Сашка сидел к ним вполоборота. Он знал, что будет дальше. Подумал с горечью: если Максу из двадцать шестой дядя давал советы, а Курдину дедушка, наверное, будет рассказывать про свои фильмы и спектакли, то вот Сашкин дед — он ничем подобным заморачиваться не станет. Только с утра до ночи читать нотации, учить жизни. «Война — это плохо, в войну не играют! Как можно играть в горе или смерть?!»
— Покажи. — Дед навис над Сашкой. Пахло от него уже сносней. Ненамного, но терпеть можно было. — Не бойся, не отберу.
Сашка выдвинул ящик и достал двух раскрашенных морпехов.
Подтянув к себе табурет, дед грузно опустился на него; зажал в пальцах одного из морпехов и, сосредоточенный, хмурый, принялся вертеть так и эдак.
— Похож. Только ремень не чёрный — фиолетовый должен быть. И «эфки» они с собой не носили. При зачистках от «эфок» мало толку. — Он поставил солдатика на столешницу, тот упал, и дед, подняв, провёл подушечкой пальца снизу по подставке. — Не подровнял… а, краска попала. — Он выудил из кармана трофейный перочинный нож, щёлкнул лезвием и одним ловким движением убрал всё лишнее. Теперь морпех стоял ровно и крепко.
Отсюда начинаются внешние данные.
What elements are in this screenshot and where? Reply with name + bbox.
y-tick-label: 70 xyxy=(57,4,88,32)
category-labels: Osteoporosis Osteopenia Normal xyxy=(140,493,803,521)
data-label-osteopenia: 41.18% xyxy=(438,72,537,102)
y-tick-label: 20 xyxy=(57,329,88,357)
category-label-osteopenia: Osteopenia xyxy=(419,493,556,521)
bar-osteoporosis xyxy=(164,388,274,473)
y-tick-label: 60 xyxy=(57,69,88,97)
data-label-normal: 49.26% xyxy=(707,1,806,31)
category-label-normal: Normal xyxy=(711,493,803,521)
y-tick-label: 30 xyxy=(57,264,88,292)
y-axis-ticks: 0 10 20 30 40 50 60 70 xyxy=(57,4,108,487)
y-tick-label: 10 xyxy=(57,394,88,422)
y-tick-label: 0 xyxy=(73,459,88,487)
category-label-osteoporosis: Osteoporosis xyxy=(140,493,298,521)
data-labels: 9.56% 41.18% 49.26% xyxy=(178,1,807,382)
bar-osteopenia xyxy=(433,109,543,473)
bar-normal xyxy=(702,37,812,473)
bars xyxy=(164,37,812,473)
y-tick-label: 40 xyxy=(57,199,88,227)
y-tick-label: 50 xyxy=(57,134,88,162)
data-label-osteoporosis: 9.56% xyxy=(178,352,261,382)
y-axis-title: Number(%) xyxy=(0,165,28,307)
Дед осмотрел второго, кивнул.
— Эти были самые паскудные. Их пускали, если по-другому было никак. Мы их звали «прокажёнными». За лица размалёванные… и не только. — Он откинулся на табурете, упёрся спиной в шкаф. Тот чуть скрипнул. — Появились они не сразу.
Сашка сидел тихо. Дед сегодня был странный, странней обычного.
— Ладно, — сказал он, — забыли. Хочешь — играй. Лучше так…
За ужином дед шутил и вообще казался слишком бодрым.
— Что, всё-таки подписали договор? — спросил отец.
Мать с укоризной взглянула на него, а дед только хмыкнул:
— Как же! Им, сукиным котам, новенькое подавай! «Ваше „Горное эхо“ — конечно, классика и бестселлер, но к этой бы поэме две-три новых бы…» Ничего, я им напишу! Делов-то! Напишу так, чтоб аж… — он опять до хруста сжал кулак и потряс им в воздухе. — Они от страха верноподданического обосрутся, но напечатают, да!.. Ты, доча, на меня не смотри и не шикай! Сам знаю! Но я — дикарь, мне можно!
— Не выдумывай, — устало сказала мама. — Ну какой ты дикарь?..
— Окультуренный! «Осознавший» и «бежавший из постдиктаторской анархии». Что я, по-твоему, газет не читаю? До сих пор вон пишут, а сколько лет прошло…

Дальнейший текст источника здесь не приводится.